The Federal Court of Appeal (“FCA”) resolved the aforementioned conflict in ONEnergy Inc. v. Canada, 2018 FCA 54 (“ONEnergy”). In that case, the Registrant carried on a telecommunications business until 2009 when it sold its spectrum and CRTC broadcast licence (the “Sale”). This effectively terminated the Registrant’s telecommunications business and its making of taxable supplies for GST/HST purposes.
In July 2011, after part of the Sale proceeds were used to cancel share options and share appreciation rights and pay bonuses to select directors, executives, shareholders, and employees (the “Former Executives”), the Registrant, on its shareholder’s behalf, filed a lawsuit for breach of fiduciary duty and misappropriation of the proceeds against the Former Executives. This led to considerable litigation costs in respect of which the Registrant was charged GST/HST and claimed input tax credits (“ITCs”).
After a dispute arose with the CRA over whether the litigation costs were incurred in the course of a commercial activity (as required to claim ITCs under subsection 169(1)), a rule 58 motion was brought before the Tax Court of Canada (“TCC”) to determine whether the litigation costs were incurred in the course of a commercial activity per paragraph 141.1(3)(a).
On the appeal, the FCA disagreed with the TCC’s characterization of the litigation costs as “personal”. On the contrary, the FCA viewed the litigation costs as “a claim for overpaid remuneration” that were not “personal” since the remuneration would have been paid for services rendered as part of the Registrant’s commercial activities or the termination thereof.
In regards to the conflict between subsection 141.01(2) and subsection 141.1(3), the FCA found that as a more specific provision, the latter overrode the former. As such, while subsection 141.01(2) applies generally, the FCA held that where a property or service is acquired in a scenario where subsection 141.1(3) applies, a registrant “will not lose the entitlement to claim an input tax credit solely because that person is not making any taxable supplies at the time that such property or service is acquired”.
The FCA ultimately found a sufficient connection between the litigation costs and termination of commercial activity to permit ITCs to be claimed. In particular, it held that since the litigation was in respect of overpaid remuneration for services rendered by the Former Executives while the Registrant was still making taxable supplies, there was a clear connection between the litigation and the termination of commercial activity.

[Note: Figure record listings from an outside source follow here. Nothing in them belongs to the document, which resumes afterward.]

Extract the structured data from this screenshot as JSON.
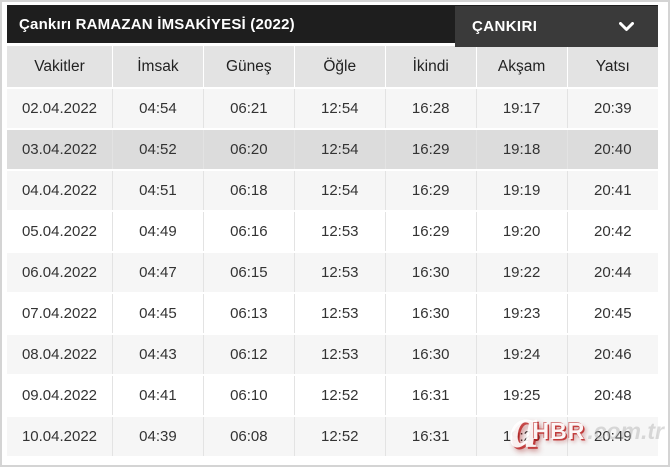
{
  "header": {
    "title": "Çankırı RAMAZAN İMSAKİYESİ (2022)",
    "city_select": {
      "value": "ÇANKIRI"
    }
  },
  "table": {
    "columns": [
      "Vakitler",
      "İmsak",
      "Güneş",
      "Öğle",
      "İkindi",
      "Akşam",
      "Yatsı"
    ],
    "rows": [
      {
        "date": "02.04.2022",
        "times": [
          "04:54",
          "06:21",
          "12:54",
          "16:28",
          "19:17",
          "20:39"
        ],
        "style": "stripe"
      },
      {
        "date": "03.04.2022",
        "times": [
          "04:52",
          "06:20",
          "12:54",
          "16:29",
          "19:18",
          "20:40"
        ],
        "style": "selected"
      },
      {
        "date": "04.04.2022",
        "times": [
          "04:51",
          "06:18",
          "12:54",
          "16:29",
          "19:19",
          "20:41"
        ],
        "style": "stripe"
      },
      {
        "date": "05.04.2022",
        "times": [
          "04:49",
          "06:16",
          "12:53",
          "16:29",
          "19:20",
          "20:42"
        ],
        "style": "plain"
      },
      {
        "date": "06.04.2022",
        "times": [
          "04:47",
          "06:15",
          "12:53",
          "16:30",
          "19:22",
          "20:44"
        ],
        "style": "stripe"
      },
      {
        "date": "07.04.2022",
        "times": [
          "04:45",
          "06:13",
          "12:53",
          "16:30",
          "19:23",
          "20:45"
        ],
        "style": "plain"
      },
      {
        "date": "08.04.2022",
        "times": [
          "04:43",
          "06:12",
          "12:53",
          "16:30",
          "19:24",
          "20:46"
        ],
        "style": "stripe"
      },
      {
        "date": "09.04.2022",
        "times": [
          "04:41",
          "06:10",
          "12:52",
          "16:31",
          "19:25",
          "20:48"
        ],
        "style": "plain"
      },
      {
        "date": "10.04.2022",
        "times": [
          "04:39",
          "06:08",
          "12:52",
          "16:31",
          "19:26",
          "20:49"
        ],
        "style": "stripe"
      }
    ]
  },
  "watermark": {
    "logo_letter": "a",
    "logo_text": "HBR",
    "suffix": ".com.tr"
  },
  "colors": {
    "topbar_bg": "#1e1e1e",
    "dropdown_bg": "#3a3a3a",
    "table_header_bg": "#e3e3e3",
    "stripe_row_bg": "#f6f6f6",
    "selected_row_bg": "#dcdcdc",
    "watermark_red": "#b91919",
    "frame_border": "#d4d4d4"
  }
}
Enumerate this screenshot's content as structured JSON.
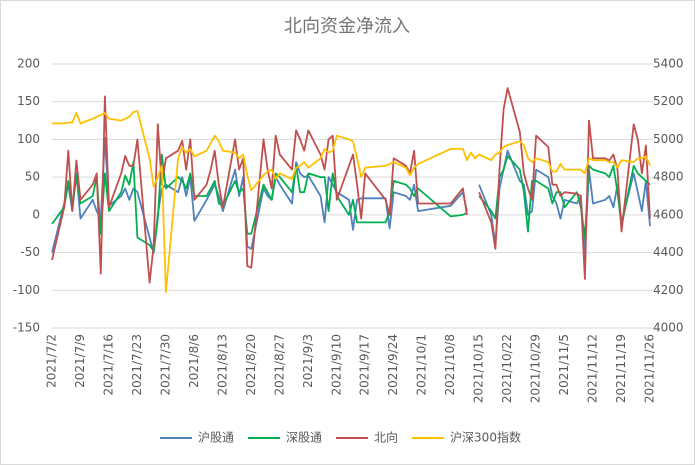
{
  "chart_data": {
    "type": "line",
    "title": "北向资金净流入",
    "x": [
      "2021/7/2",
      "2021/7/5",
      "2021/7/6",
      "2021/7/7",
      "2021/7/8",
      "2021/7/9",
      "2021/7/12",
      "2021/7/13",
      "2021/7/14",
      "2021/7/15",
      "2021/7/16",
      "2021/7/19",
      "2021/7/20",
      "2021/7/21",
      "2021/7/22",
      "2021/7/23",
      "2021/7/26",
      "2021/7/27",
      "2021/7/28",
      "2021/7/29",
      "2021/7/30",
      "2021/8/2",
      "2021/8/3",
      "2021/8/4",
      "2021/8/5",
      "2021/8/6",
      "2021/8/9",
      "2021/8/10",
      "2021/8/11",
      "2021/8/12",
      "2021/8/13",
      "2021/8/16",
      "2021/8/17",
      "2021/8/18",
      "2021/8/19",
      "2021/8/20",
      "2021/8/23",
      "2021/8/24",
      "2021/8/25",
      "2021/8/26",
      "2021/8/27",
      "2021/8/30",
      "2021/8/31",
      "2021/9/1",
      "2021/9/2",
      "2021/9/3",
      "2021/9/6",
      "2021/9/7",
      "2021/9/8",
      "2021/9/9",
      "2021/9/10",
      "2021/9/13",
      "2021/9/14",
      "2021/9/15",
      "2021/9/16",
      "2021/9/17",
      "2021/9/22",
      "2021/9/23",
      "2021/9/24",
      "2021/9/27",
      "2021/9/28",
      "2021/9/29",
      "2021/9/30",
      "2021/10/8",
      "2021/10/11",
      "2021/10/12",
      "2021/10/13",
      "2021/10/14",
      "2021/10/15",
      "2021/10/18",
      "2021/10/19",
      "2021/10/20",
      "2021/10/21",
      "2021/10/22",
      "2021/10/25",
      "2021/10/26",
      "2021/10/27",
      "2021/10/28",
      "2021/10/29",
      "2021/11/1",
      "2021/11/2",
      "2021/11/3",
      "2021/11/4",
      "2021/11/5",
      "2021/11/8",
      "2021/11/9",
      "2021/11/10",
      "2021/11/11",
      "2021/11/12",
      "2021/11/15",
      "2021/11/16",
      "2021/11/17",
      "2021/11/18",
      "2021/11/19",
      "2021/11/22",
      "2021/11/23",
      "2021/11/24",
      "2021/11/25",
      "2021/11/26"
    ],
    "xlim": [
      "2021/7/2",
      "2021/11/26"
    ],
    "xticks": [
      "2021/7/2",
      "2021/7/9",
      "2021/7/16",
      "2021/7/23",
      "2021/7/30",
      "2021/8/6",
      "2021/8/13",
      "2021/8/20",
      "2021/8/27",
      "2021/9/3",
      "2021/9/10",
      "2021/9/17",
      "2021/9/24",
      "2021/10/1",
      "2021/10/8",
      "2021/10/15",
      "2021/10/22",
      "2021/10/29",
      "2021/11/5",
      "2021/11/12",
      "2021/11/19",
      "2021/11/26"
    ],
    "ylim": [
      -150,
      200
    ],
    "yticks": [
      -150,
      -100,
      -50,
      0,
      50,
      100,
      150,
      200
    ],
    "y2lim": [
      4000,
      5400
    ],
    "y2ticks": [
      4000,
      4200,
      4400,
      4600,
      4800,
      5000,
      5200,
      5400
    ],
    "grid": true,
    "legend": "bottom",
    "series": [
      {
        "name": "沪股通",
        "color": "#4f81bd",
        "values": [
          -50,
          15,
          40,
          5,
          55,
          -5,
          20,
          5,
          -5,
          102,
          12,
          25,
          35,
          20,
          35,
          30,
          -30,
          -50,
          0,
          35,
          40,
          30,
          50,
          25,
          50,
          -8,
          20,
          30,
          40,
          25,
          5,
          60,
          25,
          50,
          -42,
          -45,
          35,
          25,
          20,
          50,
          40,
          15,
          70,
          55,
          50,
          52,
          25,
          -10,
          50,
          40,
          30,
          20,
          -20,
          20,
          22,
          22,
          22,
          -18,
          30,
          25,
          20,
          40,
          5,
          12,
          30,
          5,
          null,
          null,
          40,
          0,
          -40,
          35,
          60,
          85,
          45,
          40,
          0,
          5,
          60,
          50,
          25,
          15,
          -5,
          20,
          15,
          25,
          -50,
          60,
          15,
          20,
          25,
          10,
          40,
          -10,
          55,
          30,
          5,
          45,
          -15
        ]
      },
      {
        "name": "深股通",
        "color": "#00b050",
        "values": [
          -12,
          10,
          45,
          10,
          52,
          15,
          25,
          50,
          -25,
          55,
          5,
          30,
          52,
          40,
          70,
          -30,
          -40,
          -48,
          -5,
          80,
          35,
          50,
          45,
          35,
          55,
          25,
          25,
          35,
          45,
          15,
          12,
          45,
          30,
          35,
          -25,
          -25,
          40,
          30,
          20,
          55,
          50,
          30,
          65,
          30,
          30,
          55,
          50,
          50,
          5,
          55,
          25,
          0,
          20,
          -10,
          -10,
          -10,
          -10,
          5,
          45,
          40,
          35,
          25,
          35,
          -2,
          0,
          3,
          null,
          null,
          25,
          5,
          -5,
          50,
          60,
          78,
          60,
          30,
          -22,
          45,
          45,
          35,
          15,
          30,
          30,
          10,
          30,
          10,
          -30,
          65,
          60,
          55,
          50,
          65,
          30,
          -15,
          65,
          55,
          50,
          45,
          40
        ]
      },
      {
        "name": "北向",
        "color": "#c0504d",
        "values": [
          -60,
          10,
          85,
          5,
          72,
          20,
          40,
          55,
          -78,
          157,
          10,
          55,
          78,
          65,
          65,
          100,
          -90,
          -40,
          120,
          40,
          75,
          85,
          98,
          60,
          100,
          20,
          40,
          60,
          85,
          40,
          10,
          100,
          60,
          75,
          -68,
          -70,
          100,
          60,
          35,
          105,
          80,
          60,
          112,
          100,
          85,
          112,
          80,
          60,
          100,
          105,
          20,
          65,
          80,
          40,
          -5,
          55,
          20,
          0,
          75,
          65,
          55,
          85,
          15,
          15,
          35,
          0,
          null,
          null,
          30,
          -10,
          -45,
          60,
          140,
          168,
          110,
          55,
          35,
          20,
          105,
          90,
          40,
          40,
          25,
          30,
          28,
          25,
          -85,
          125,
          75,
          75,
          72,
          80,
          60,
          -22,
          120,
          100,
          55,
          92,
          -5
        ]
      },
      {
        "name": "沪深300指数",
        "color": "#ffc000",
        "axis": "y2",
        "values": [
          5085,
          5085,
          5090,
          5090,
          5140,
          5085,
          5110,
          5120,
          5130,
          5140,
          5110,
          5100,
          5110,
          5120,
          5145,
          5150,
          4900,
          4750,
          4800,
          4860,
          4190,
          4900,
          4960,
          4930,
          4950,
          4910,
          4940,
          4980,
          5020,
          4990,
          4940,
          4930,
          4900,
          4920,
          4810,
          4730,
          4810,
          4830,
          4840,
          4790,
          4820,
          4790,
          4850,
          4860,
          4880,
          4850,
          4900,
          4950,
          4930,
          4940,
          5020,
          5000,
          4990,
          4900,
          4800,
          4850,
          4860,
          4870,
          4880,
          4850,
          4810,
          4850,
          4870,
          4950,
          4950,
          4890,
          4930,
          4900,
          4920,
          4890,
          4920,
          4930,
          4960,
          4970,
          4990,
          4970,
          4900,
          4880,
          4900,
          4880,
          4830,
          4830,
          4870,
          4840,
          4840,
          4840,
          4820,
          4900,
          4890,
          4890,
          4880,
          4880,
          4850,
          4890,
          4880,
          4900,
          4900,
          4910,
          4860
        ]
      }
    ]
  }
}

The FCA’s conclusion that where subsection 141(1)(3) applies a “person will not lose the entitlement to claim ITCs solely because that person is not making any taxable supplies at the time that such property or service is acquired” is important as ensures that Canadian businesses, particularly start-ups, are treated fairly and not subject to cascading tax (which would, for example, occur if ITCs were delayed at the start-up of a business).